I'll be offering free beer, snacks, big screen TVs, and rambling commentary by a couple of former local blokes - Steve "the Dog" Furuseth and Terry "the Greek" Gotziaman.

They are two of the best agitators - the Dog being in favor of impeaching Trump and the Greek totally opposed.

It will be sensational.

I'm hoping to get thousands to attend, and it'll be a real zoo.

Passions will run high, and this is life in America these days.

The late Jimmy Breslin, a legendary New York columnist once wrote a terrific column before Skylab was to come crashing through the atmosphere and land right on top of his gathering of "People I'm no longer talking to."

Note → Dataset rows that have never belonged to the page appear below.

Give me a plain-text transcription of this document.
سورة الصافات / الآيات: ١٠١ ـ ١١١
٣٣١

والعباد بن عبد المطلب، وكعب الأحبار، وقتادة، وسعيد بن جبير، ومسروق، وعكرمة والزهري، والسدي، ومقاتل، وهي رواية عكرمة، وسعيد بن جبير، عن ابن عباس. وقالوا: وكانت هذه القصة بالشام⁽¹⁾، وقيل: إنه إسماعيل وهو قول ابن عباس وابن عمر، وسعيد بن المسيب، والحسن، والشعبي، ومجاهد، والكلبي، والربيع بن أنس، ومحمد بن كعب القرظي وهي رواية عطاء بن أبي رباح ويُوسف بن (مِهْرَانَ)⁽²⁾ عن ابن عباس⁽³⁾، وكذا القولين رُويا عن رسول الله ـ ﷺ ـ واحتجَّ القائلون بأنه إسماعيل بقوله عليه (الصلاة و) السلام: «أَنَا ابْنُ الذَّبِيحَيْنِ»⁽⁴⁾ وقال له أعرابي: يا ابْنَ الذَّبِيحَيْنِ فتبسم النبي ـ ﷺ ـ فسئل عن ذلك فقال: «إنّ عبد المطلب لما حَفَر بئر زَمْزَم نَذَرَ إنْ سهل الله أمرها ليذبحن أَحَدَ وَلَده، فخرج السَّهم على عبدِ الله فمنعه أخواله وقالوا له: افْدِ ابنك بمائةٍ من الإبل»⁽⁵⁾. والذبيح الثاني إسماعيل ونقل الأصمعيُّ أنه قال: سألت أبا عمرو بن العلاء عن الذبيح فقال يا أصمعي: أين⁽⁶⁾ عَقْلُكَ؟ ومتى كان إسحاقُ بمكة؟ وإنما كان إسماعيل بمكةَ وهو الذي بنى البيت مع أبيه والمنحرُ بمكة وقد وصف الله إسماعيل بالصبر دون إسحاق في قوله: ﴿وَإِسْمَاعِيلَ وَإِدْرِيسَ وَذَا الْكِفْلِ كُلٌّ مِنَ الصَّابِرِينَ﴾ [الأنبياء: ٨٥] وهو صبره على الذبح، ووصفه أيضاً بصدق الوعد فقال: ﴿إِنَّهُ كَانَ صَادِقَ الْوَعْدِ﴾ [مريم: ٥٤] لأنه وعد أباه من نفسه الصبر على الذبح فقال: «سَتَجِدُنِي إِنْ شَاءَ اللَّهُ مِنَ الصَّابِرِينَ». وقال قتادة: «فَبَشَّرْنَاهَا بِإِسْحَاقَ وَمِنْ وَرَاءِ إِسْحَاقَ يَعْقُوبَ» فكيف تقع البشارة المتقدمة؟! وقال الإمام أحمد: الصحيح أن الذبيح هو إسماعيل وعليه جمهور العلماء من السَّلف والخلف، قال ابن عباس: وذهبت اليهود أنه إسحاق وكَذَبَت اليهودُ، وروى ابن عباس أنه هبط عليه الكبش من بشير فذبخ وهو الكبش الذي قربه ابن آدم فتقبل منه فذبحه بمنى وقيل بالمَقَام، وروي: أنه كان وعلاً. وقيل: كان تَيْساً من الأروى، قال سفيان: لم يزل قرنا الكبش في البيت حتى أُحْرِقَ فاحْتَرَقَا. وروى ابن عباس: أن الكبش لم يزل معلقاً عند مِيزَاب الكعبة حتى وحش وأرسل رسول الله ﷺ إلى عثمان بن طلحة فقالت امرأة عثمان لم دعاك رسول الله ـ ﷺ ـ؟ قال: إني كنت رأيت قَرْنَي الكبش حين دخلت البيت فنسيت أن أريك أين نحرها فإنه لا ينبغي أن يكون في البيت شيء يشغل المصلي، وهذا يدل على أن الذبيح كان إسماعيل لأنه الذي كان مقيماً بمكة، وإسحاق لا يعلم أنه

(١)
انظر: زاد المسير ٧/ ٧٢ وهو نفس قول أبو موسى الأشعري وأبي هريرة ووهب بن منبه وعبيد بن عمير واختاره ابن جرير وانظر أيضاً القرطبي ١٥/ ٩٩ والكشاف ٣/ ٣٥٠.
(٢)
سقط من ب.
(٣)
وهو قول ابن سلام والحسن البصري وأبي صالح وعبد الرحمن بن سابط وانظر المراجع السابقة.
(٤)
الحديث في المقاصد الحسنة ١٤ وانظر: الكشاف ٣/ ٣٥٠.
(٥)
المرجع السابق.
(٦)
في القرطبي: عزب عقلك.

Of course, most yahoos don't remember Skylab, which was the first United States space station that was launched in May 1973.

Like everything that goes up, it eventually came down, and that was on July 11, 1979, in Australia.

Unfortunately, it didn't drop right on Mr. Breslin's big party and take everyone out permanently.

That was his hope.

Had it not mostly burned up in reentry, it was a big piece of junk, originally weighing 170,000 pounds.

Maybe, the Rocket Man will launch one of his missiles and it will land right on top of my gathering and spoil a good slugfest.

Fur Dog and the Greek will assure that.

Finally, you know you're old when you ask a high school senior with a beautiful voice to sing "Somewhere My Love."

The lass was clueless, and so I mentioned that it was the theme song from Dr. Zhivago.

Dr. who? she replied.

It doesn't seem so long ago. Heck, the film was made in 1965, probably even before her parents were born.